Пакс вернулся, ухватил её за загривок, отнёс в логово. Игла прижала дочь лапой к животу и, когда он снова уходил, держала крепко.
На этот раз он не оглядывался.
Он промчал по заброшенным полям, влетел в лес и бесшумно побежал меж высоких сосен. Бежать хвоистыми оленьими тропами было легко, даже когда последние лучи погасли и с чёрного неба струился лишь тонкий свет звёзд. Дорога была знакома, год назад он проходил её вместе с Иглой и Мелким, но в противоположную сторону: они покидали Широкую Долину, где раньше был дом Иглы.
Впервые Пакс увидел долину вскоре после того, как Питер его бросил. Он сидел и ждал, когда придёт мальчик и спасёт своего лиса – лис тогда ещё не знал, что его не надо спасать. За те несколько дней, полных страха, тревоги и новой диковинной свободы, Пакс оценил щедрость и выгодное расположение Широкой Долины. Он бы остался там жить, но ему нужно было найти своего мальчика, поэтому он рвался на юг.
Вместе с Серым, старым лисом из Широкой Долины, он пришёл к тому месту, где река шумела и падала уступами с высоты, а потом, перед каменной крошащейся стеной, растекалась широко. Это было то место, где стояли лагерем больные войной. Место, где умер Серый. Куда потом вслед за Паксом прибежали Игла и Мелкий. И где люди взорвали землю, и задняя нога Мелкого оторвалась от его тела, а прекрасный хвост Иглы обгорел и превратился в чёрный хлыст.
И куда потом вернулся Питер, мальчик Пакса.
В тот день, когда он вернулся, два койота пришли по кровавому следу Мелкого на их поляну на холме, выше лагеря людей. Койоты загнали Иглу на дерево. Было понятно: ещё немного – и они выцарапают Мелкого из его укрытия. Пакс схватился с ними. А когда силы его уже иссякали, из лагеря внизу донёсся голос его мальчика. Пакс залаял, позвал своего мальчика – и мальчик пришёл. И прогнал койотов.
Лис безмерно радовался возвращению Питера и знал, что Питер чувствует то же самое.
Но лис был в смятении. Иногда его мальчик нёс внутри себя странную горечь-тоску, и в тот день эта его горечь-тоска была так же безмерна, как и его радость.

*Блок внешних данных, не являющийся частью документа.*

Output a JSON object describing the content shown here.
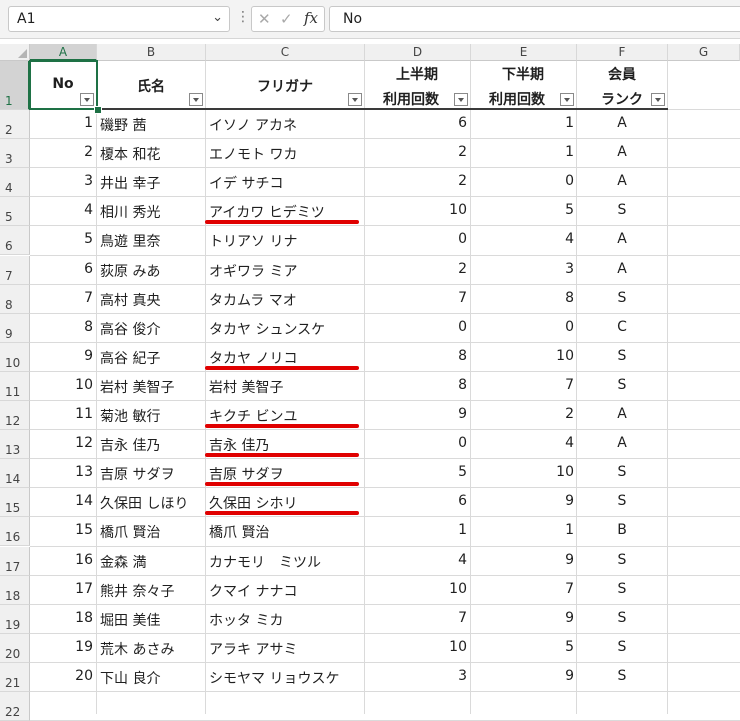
{
  "formula_bar": {
    "name_box": "A1",
    "formula": "No",
    "fx_label": "fx",
    "cancel_glyph": "✕",
    "enter_glyph": "✓",
    "dropdown_glyph": "⌄",
    "dots_glyph": "⋮"
  },
  "columns": [
    "A",
    "B",
    "C",
    "D",
    "E",
    "F",
    "G"
  ],
  "row_numbers": [
    "1",
    "2",
    "3",
    "4",
    "5",
    "6",
    "7",
    "8",
    "9",
    "10",
    "11",
    "12",
    "13",
    "14",
    "15",
    "16",
    "17",
    "18",
    "19",
    "20",
    "21",
    "22"
  ],
  "header": {
    "no": "No",
    "name": "氏名",
    "kana": "フリガナ",
    "first_half_line1": "上半期",
    "first_half_line2": "利用回数",
    "second_half_line1": "下半期",
    "second_half_line2": "利用回数",
    "rank_line1": "会員",
    "rank_line2": "ランク"
  },
  "rows": [
    {
      "no": "1",
      "name": "磯野 茜",
      "kana": "イソノ アカネ",
      "h1": "6",
      "h2": "1",
      "rank": "A"
    },
    {
      "no": "2",
      "name": "榎本 和花",
      "kana": "エノモト ワカ",
      "h1": "2",
      "h2": "1",
      "rank": "A"
    },
    {
      "no": "3",
      "name": "井出 幸子",
      "kana": "イデ サチコ",
      "h1": "2",
      "h2": "0",
      "rank": "A"
    },
    {
      "no": "4",
      "name": "相川 秀光",
      "kana": "アイカワ ヒデミツ",
      "h1": "10",
      "h2": "5",
      "rank": "S"
    },
    {
      "no": "5",
      "name": "鳥遊 里奈",
      "kana": "トリアソ リナ",
      "h1": "0",
      "h2": "4",
      "rank": "A"
    },
    {
      "no": "6",
      "name": "荻原 みあ",
      "kana": "オギワラ ミア",
      "h1": "2",
      "h2": "3",
      "rank": "A"
    },
    {
      "no": "7",
      "name": "高村 真央",
      "kana": "タカムラ マオ",
      "h1": "7",
      "h2": "8",
      "rank": "S"
    },
    {
      "no": "8",
      "name": "高谷 俊介",
      "kana": "タカヤ シュンスケ",
      "h1": "0",
      "h2": "0",
      "rank": "C"
    },
    {
      "no": "9",
      "name": "高谷 紀子",
      "kana": "タカヤ ノリコ",
      "h1": "8",
      "h2": "10",
      "rank": "S"
    },
    {
      "no": "10",
      "name": "岩村 美智子",
      "kana": "岩村 美智子",
      "h1": "8",
      "h2": "7",
      "rank": "S"
    },
    {
      "no": "11",
      "name": "菊池 敏行",
      "kana": "キクチ ビンユ",
      "h1": "9",
      "h2": "2",
      "rank": "A"
    },
    {
      "no": "12",
      "name": "吉永 佳乃",
      "kana": "吉永 佳乃",
      "h1": "0",
      "h2": "4",
      "rank": "A"
    },
    {
      "no": "13",
      "name": "吉原 サダヲ",
      "kana": "吉原 サダヲ",
      "h1": "5",
      "h2": "10",
      "rank": "S"
    },
    {
      "no": "14",
      "name": "久保田 しほり",
      "kana": "久保田 シホリ",
      "h1": "6",
      "h2": "9",
      "rank": "S"
    },
    {
      "no": "15",
      "name": "橋爪 賢治",
      "kana": "橋爪 賢治",
      "h1": "1",
      "h2": "1",
      "rank": "B"
    },
    {
      "no": "16",
      "name": "金森 満",
      "kana": "カナモリ　ミツル",
      "h1": "4",
      "h2": "9",
      "rank": "S"
    },
    {
      "no": "17",
      "name": "熊井 奈々子",
      "kana": "クマイ ナナコ",
      "h1": "10",
      "h2": "7",
      "rank": "S"
    },
    {
      "no": "18",
      "name": "堀田 美佳",
      "kana": "ホッタ ミカ",
      "h1": "7",
      "h2": "9",
      "rank": "S"
    },
    {
      "no": "19",
      "name": "荒木 あさみ",
      "kana": "アラキ アサミ",
      "h1": "10",
      "h2": "5",
      "rank": "S"
    },
    {
      "no": "20",
      "name": "下山 良介",
      "kana": "シモヤマ リョウスケ",
      "h1": "3",
      "h2": "9",
      "rank": "S"
    }
  ],
  "highlight_color": "#e00000",
  "selection_color": "#1e7145",
  "underlined_row_numbers": [
    "5",
    "10",
    "12",
    "13",
    "14",
    "15"
  ]
}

Когда Питер достал из кармана знакомую игрушку, пластмассового солдатика, Пакс насторожился. Найти игрушку и лаять, и мальчик придёт за тобой, обещала ему старая любимая игра – но Пакс уже знал, что это было фальшивое обещание.
Питер бросил игрушку.
Пакс колебался: что он должен сейчас делать – бежать? остаться? Когда Питер отвернулся, Пакс понял, что его мальчик хочет отделиться от него. И он прыгнул в чащу за игрушкой.
Но он не стал её искать. И не стал лаять.
Вместо этого он тихо прокрался обратно, к краю кустов. Его мальчик спешил прочь через поляну, неловко подскакивая на своей больной ноге.
Пакс видел из-за листвы, как Питер, торопясь и спотыкаясь, спускался с холма; видел, как он дважды упал. И как встретился со своим отцом.
Они долго стояли обнявшись, потом вместе ушли в палатку.
А Пакс развернулся и побежал туда, где его ждали Игла и Мелкий, и они стали семьёй.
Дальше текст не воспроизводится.